A research team led by Nenad Sestan, another brain scientist at Yale, analyzed cells from tissue samples from 16 locations in the brains of 1,866 people of all ages. The brains were collected post-mortem, and about half were from people who had been diagnosed with a disorder. The 16 brain regions correspond to areas, such as the prefrontal cortex, thought to be affected by problems like schizophrenia or bipolar disorder.
The team tracked changes in the activity of genes and other molecular processes in those cells, looking for patterns that correlated with schizophrenia, bipolar disorder or autism. It identified a network of genes active in specific cell types — genes that were apparently communicating with one another — at about the stage in life when disorders begin to surface. Working backward, the researchers could trace the network pattern to specific cell types, biological activity and timing, as if reconstructing the how and when of a crime scene.
“Having this insight will help us establish some potential causes and what they mean for neuropsychiatric disorders, and create new, testable hypotheses,” Dr. Sestan said.
The result from all this work is a computer model for brain genomics that scientists can search — a database akin to Google Earth that charts specific genetic addresses in the brain and reveals which genetic and biological processes are active there, and at what point during maturation.
Dr. Matthew State, chair of the department of psychiatry at the University of California, San Francisco, and a co-author on two of the papers, said: “Essentially what these papers do is lay out cellular and molecular landscape at a resolution that’s never existed before. I see it as foundational work, and an investment that will pay off in giving us a far richer context to develop new hypotheses and study these disorders.”

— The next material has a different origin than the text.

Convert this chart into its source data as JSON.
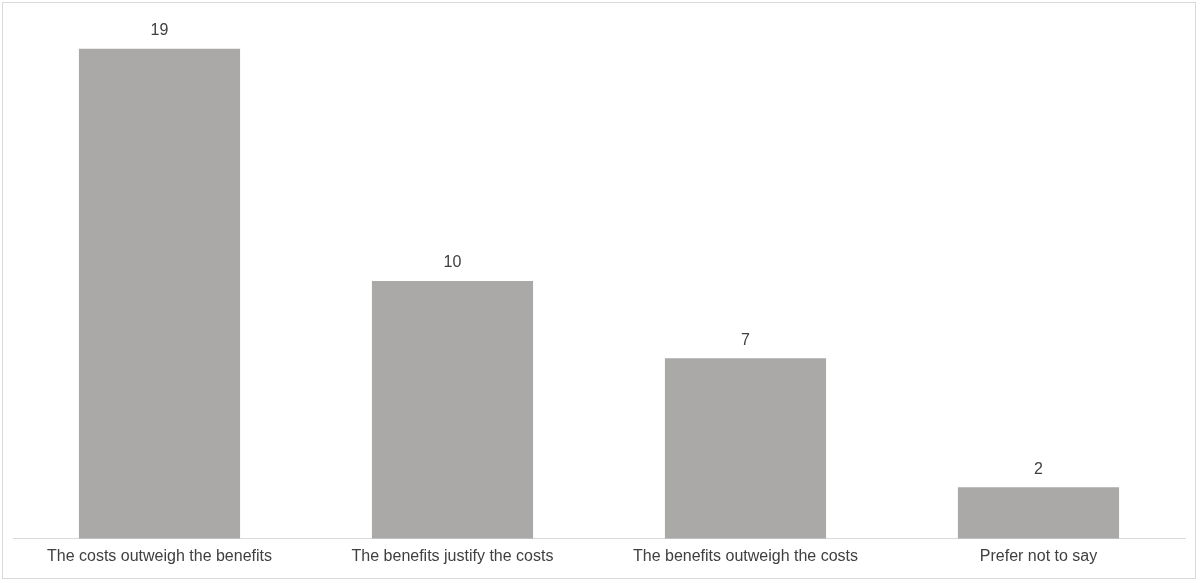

For the time being, those hypotheses are unformed. And, for all the coordination and dazzling science on display, there is a long way to go before any practical payoff arrives, some experts said.
“We know that if you put 100 schizophrenic people in an M.R.I. scanner, you might be looking at 100 different genetic conditions,” Dr. Mitchell said. “The same is true for analyzing gene expression in their brains.” The genetic and molecular origins are so diverse, he said, that studying the brain at this level may not, in the end, prove fruitful for understanding these disorders. Time, and more science, will tell.